Goodbye David Cameron, We Hardly Knew Ye

goodbye-david-cameron-1

If Atlanticist politicians in the United Kingdom opted to borrow the inaugural ball or correspondents’ dinner from the United States, perhaps on the coronation of Theresa May somebody could have co-opted a Don Rickles joke, witheringly complimenting the departing David Cameron by telling the gathered hangers-on ‘He’s a wonderful guy. You talk to him, it’s like being alone’.

The ‘wonderful’ would be too kind but otherwise the sentiment seems true of Cameron. Because although he left Downing Street just a couple of months ago, was praised during his time in office for purported displays of wit in the Commons even though his remarks were typically irrelevantly and insultingly snide, and ought already to be recalled as one of the most incompetent and destructive Prime Minister’s in British history, in another sense if feels as though he was hardly ever here. As a character and as a politician Cameron often appeared completely vacuous. But then that was always one of his biggest strengths.

This cipher, who existed only for the material benefit of himself and his friends, never seemed bright enough to be responsible for the most despised policies implemented by his government. Sweeping to power after thirteen long years of Labour, the country was ready for change and easily convinced of the need to cut spending. But as austerity became increasingly political, besides failing to right the economy while being swiftly rejected by most the rest of the world, the project became entwined in the public consciousness with George Osborne’s sickly smirk. Ian Duncan Smith whooped and hollered over the bedroom tax and benefit cuts. And Michael Gove struggled to get to grips with education. The things everyone hated about the Conservative government were each blamed on someone else.

Cameron was left to mainline on populist anti-immigration, an easy if ever more vile crowd-pleaser, which was also a vote winner as it could be used to distinguish the Tories from Labour, and which played to his party’s right as it was also vehemently anti-EU. The EU and EU migration is the least of Britain’s problems: Britain depends on workers from the EU, who are overwhelmingly young and well educated, who are the only group who offer a net contribution to the public purse, and who anyway number less than non-EU migrants, a group whose size is supposedly already susceptible to the elusive notion of ‘control’. But Cameron’s rhetoric effortlessly riled the man in the street.

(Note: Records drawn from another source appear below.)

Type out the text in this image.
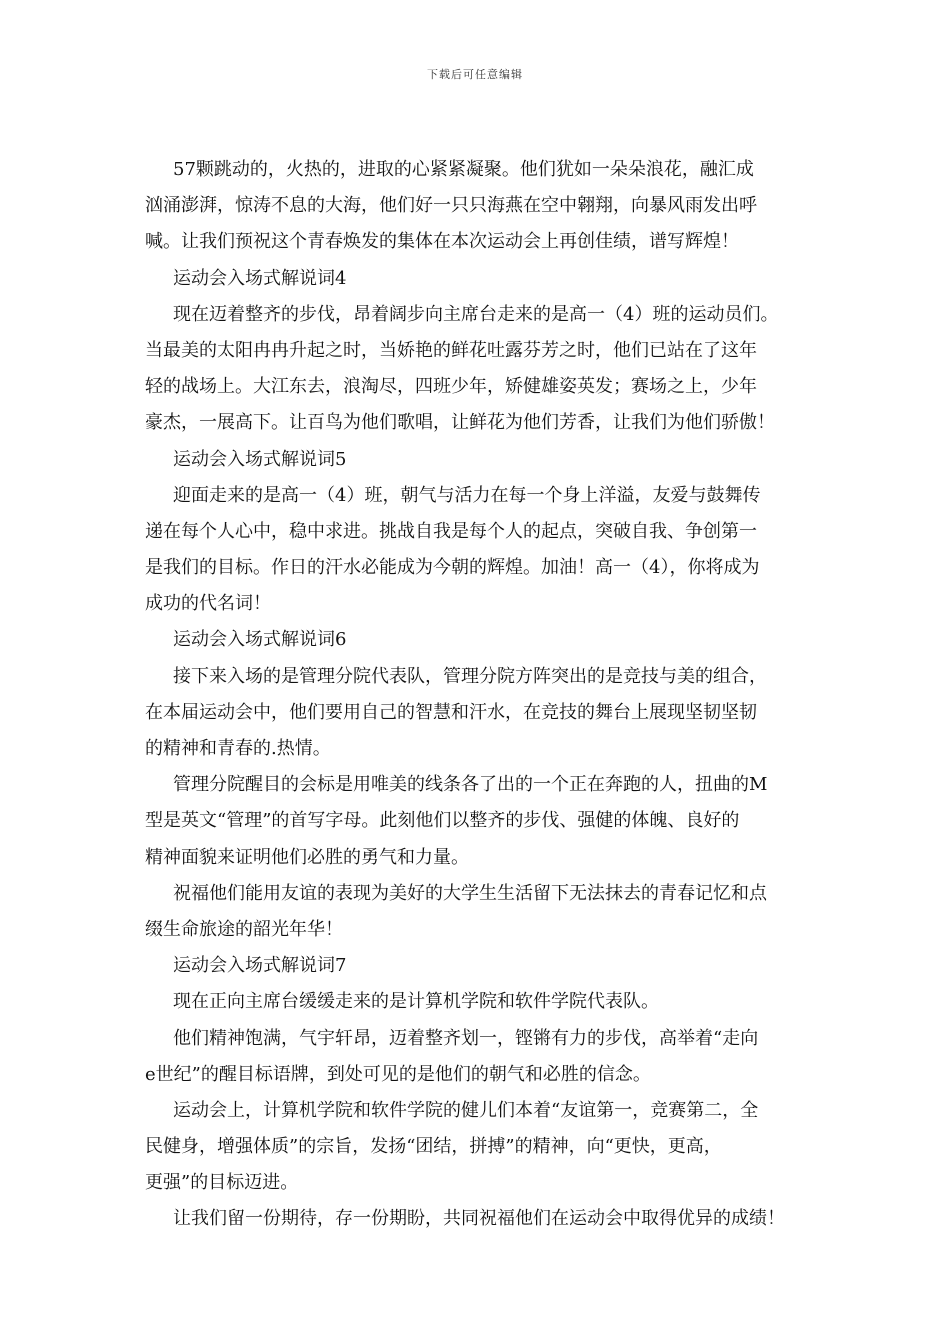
下载后可任意编辑
57颗跳动的，火热的，进取的心紧紧凝聚。他们犹如一朵朵浪花，融汇成
汹涌澎湃，惊涛不息的大海，他们好一只只海燕在空中翱翔，向暴风雨发出呼
喊。让我们预祝这个青春焕发的集体在本次运动会上再创佳绩，谱写辉煌！
运动会入场式解说词4
现在迈着整齐的步伐，昂着阔步向主席台走来的是高一（4）班的运动员们。
当最美的太阳冉冉升起之时，当娇艳的鲜花吐露芬芳之时，他们已站在了这年
轻的战场上。大江东去，浪淘尽，四班少年，矫健雄姿英发；赛场之上，少年
豪杰，一展高下。让百鸟为他们歌唱，让鲜花为他们芳香，让我们为他们骄傲！
运动会入场式解说词5
迎面走来的是高一（4）班，朝气与活力在每一个身上洋溢，友爱与鼓舞传
递在每个人心中，稳中求进。挑战自我是每个人的起点，突破自我、争创第一
是我们的目标。作日的汗水必能成为今朝的辉煌。加油！高一（4），你将成为
成功的代名词！
运动会入场式解说词6
接下来入场的是管理分院代表队，管理分院方阵突出的是竞技与美的组合，
在本届运动会中，他们要用自己的智慧和汗水，在竞技的舞台上展现坚韧坚韧
的精神和青春的.热情。
管理分院醒目的会标是用唯美的线条各了出的一个正在奔跑的人，扭曲的M
型是英文“管理”的首写字母。此刻他们以整齐的步伐、强健的体魄、良好的
精神面貌来证明他们必胜的勇气和力量。
祝福他们能用友谊的表现为美好的大学生生活留下无法抹去的青春记忆和点
缀生命旅途的韶光年华！
运动会入场式解说词7
现在正向主席台缓缓走来的是计算机学院和软件学院代表队。
他们精神饱满，气宇轩昂，迈着整齐划一，铿锵有力的步伐，高举着“走向
e世纪”的醒目标语牌，到处可见的是他们的朝气和必胜的信念。
运动会上，计算机学院和软件学院的健儿们本着“友谊第一，竞赛第二，全
民健身，增强体质”的宗旨，发扬“团结，拼搏”的精神，向“更快，更高，
更强”的目标迈进。
让我们留一份期待，存一份期盼，共同祝福他们在运动会中取得优异的成绩！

In the meantime Cameron decided to invade Libya, an intervention subsequently called a ‘shitshow’ by President Obama, which has now been sternly criticised in a Commons report. Widely considered to have been based on flawed intelligence, and utterly lacking in concern for the post-Gaddafi aftermath, the intervention authorised by the United Nations but led by France and Britain flung Libya into political and economic turmoil, as the country became divided among tribes and militias, allowing for the rapid ascent of so-called Islamic State. The fallout from the Iraq War and the situation in Libya are two of the major drivers of Europe’s migrant crisis.

Despite such catastrophic mistakes, Cameron’s downfall only came when he absurdly lost an EU referendum vote which the tenor of his own premiership had already ensured he was unlikely to win. The ‘remain’ campaign marked another failure of leadership, at least if Cameron really was putting in any effort. And then he quit his position in the early hours of the Brexit morn despite stating numerous times that win or lose, he would stick to his post. When Andrea Leadsom stepped aside to end the Tory leadership contest prematurely, Cameron quickly made way for May.

The decision he made this week to leave the Commons altogether, waving goodbye to his role as Witney MP, may owe something to the way May has marginalised him and his companions, and to the new government’s apparent zeal for a fresh uptake of grammar schools. But it also comes conveniently as attention returns to Libya. And it frees him from prying eyes over his financial concerns. So Cameron will slink off into a Tuscan or Cornwall sunset, enjoying spit roasts with his friends like George Osborne and Rebekah Brooks, spending the remainder of his evenings cosy in front of the fire with his wife Samantha, as they nibble their preferred supper of roast chicken and Hellman’s mayonnaise.